Trump, in the last tumultuous months of his presidency, had grown sour on both Esper and Milley, whom he viewed as too open to the views of the movement for change that swept the country after the killing of George Floyd by Minneapolis police last year.
When Milley in June apologized for joining Trump in his photo-op walk across Lafayette Square that had been emptied of protesters by law enforcement in riot gear using tear gas, Trump derided his top general’s apology to aides.
Then, when Esper and Milley, also in June, floated a plan to rename 10 Army bases that honored Confederate generals, Trump smacked them down in a string of Twitter messages, writing that “my administration will not even consider the renaming of these Magnificent and Fabled Military Installations.”

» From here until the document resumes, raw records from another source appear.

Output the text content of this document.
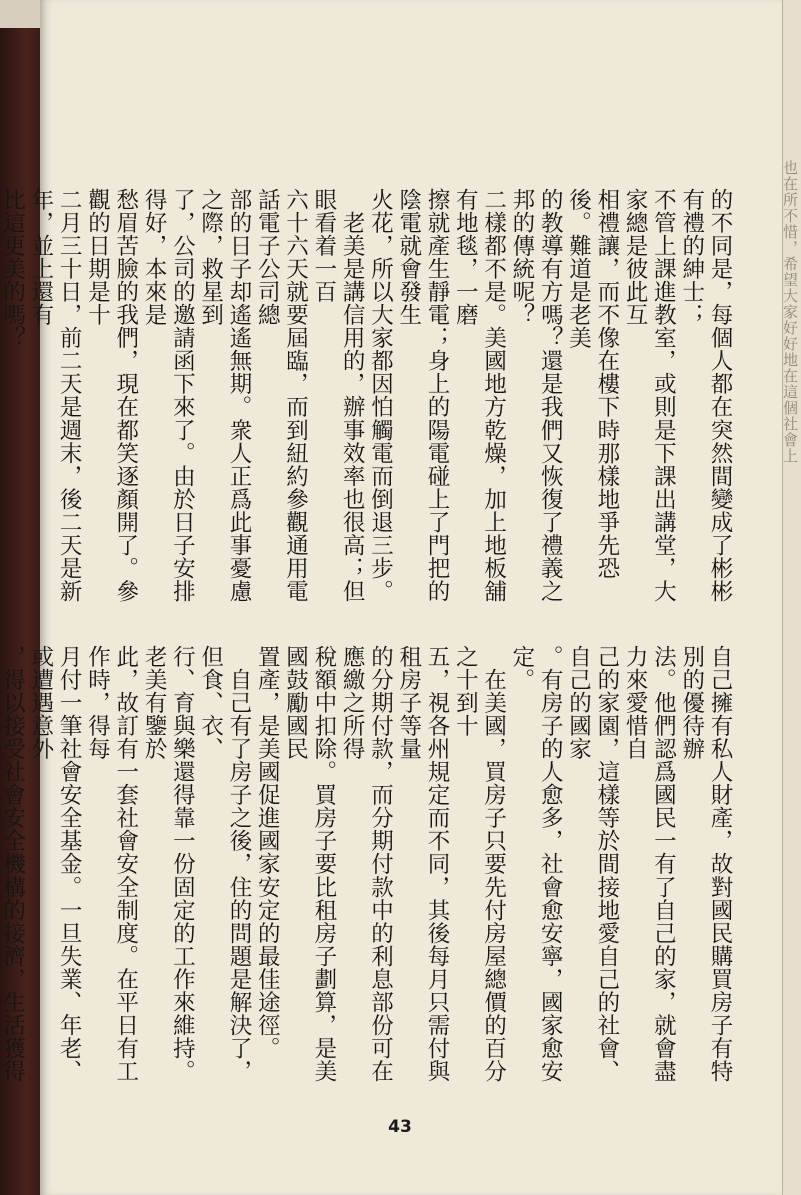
也在所不惜，希望大家好好地在這個社會上

的不同是，每個人都在突然間變成了彬彬有禮的紳士；

不管上課進教室，或則是下課出講堂，大家總是彼此互

相禮讓，而不像在樓下時那樣地爭先恐後。難道是老美

的教導有方嗎？還是我們又恢復了禮義之邦的傳統呢？

二樣都不是。美國地方乾燥，加上地板舖有地毯，一磨

擦就產生靜電；身上的陽電碰上了門把的陰電就會發生

火花，所以大家都因怕觸電而倒退三步。

　老美是講信用的，辦事效率也很高；但眼看着一百

六十六天就要屆臨，而到紐約參觀通用電話電子公司總

部的日子却遙遙無期。衆人正爲此事憂慮之際，救星到

了，公司的邀請函下來了。由於日子安排得好，本來是

愁眉苦臉的我們，現在都笑逐顏開了。參觀的日期是十

二月三十日，前二天是週末，後二天是新年，並上還有

比這更美的嗎？

自己擁有私人財產，故對國民購買房子有特別的優待辦

法。他們認爲國民一有了自己的家，就會盡力來愛惜自

己的家園，這樣等於間接地愛自己的社會、自己的國家

。有房子的人愈多，社會愈安寧，國家愈安定。

　在美國，買房子只要先付房屋總價的百分之十到十

五，視各州規定而不同，其後每月只需付與租房子等量

的分期付款，而分期付款中的利息部份可在應繳之所得

稅額中扣除。買房子要比租房子劃算，是美國鼓勵國民

置產，是美國促進國家安定的最佳途徑。

　自己有了房子之後，住的問題是解決了，但食、衣、

行、育與樂還得靠一份固定的工作來維持。老美有鑒於

此，故訂有一套社會安全制度。在平日有工作時，得每

月付一筆社會安全基金。一旦失業、年老、或遭遇意外

，得以接受社會安全機構的接濟，生活獲得

43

And after Esper and Milley both opposed Trump’s expressed wishes to invoke the Insurrection Act to deploy active-duty troops on U.S. streets to battle supporters of the Black Lives Matter movement, Trump made clear to aides that he was unhappy with both men. He was talked out of firing Esper last summer out of concerns of injecting the appearance of even more instability into an already tumultuous administration. But Nov. 9, days after he lost the election, Trump made good on his wishes and replaced his defense secretary.
Amid these hectic personnel changes and the unpredictability of a department led by Christopher Miller, an inexperienced acting defense secretary, Esper and Milley decided to hold back some top nominees, including Van Ovost and Richardson, until Trump and his aides left office.
Some former Trump administration officials disputed the notion that the nominations were delayed because of any White House animus toward female candidates. The Senate was unlikely to have time to consider any year-end nominations, the officials said, so the Pentagon decided to submit their names after the new Congress took office in January.
“It was about timing considerations, not that they were women,” Miller, who served as acting defense secretary for nearly three months, said in an interview.
Had Trump won reelection, officials said, Milley would most likely have sent the recommendations to the White House for approval, hoping for the best. But the general and Esper thought the personnel choices faced a smoother selection process under a new Biden administration.
Biden and Austin could always pick other candidates, but Esper and Milley were confident the new team would endorse their selections, who had been vetted and evaluated over several months.
Col. Dave Butler, Milley’s spokesperson, declined to comment.
Van Ovost is already a four-star officer, leading the Air Force’s Mobility Command at Scott Air Force Base in Illinois. A seasoned commander and Air Force Academy graduate, Van Ovost’s pick as head of the multi-service Transportation Command, also located at Scott Air Force Base, played to her strengths, officials said.
Richardson is the three-star commander of the Army component of the Pentagon’s Northern Command, based in San Antonio, which is playing an important role in providing military assistance to FEMA’s COVID vaccination program.
“Very capable, great team builder,” Anthony Ierardi, a retired commander of the Army’s 1st Cavalry Division, where Richardson was a subordinate, said in an email. “Gets things done.”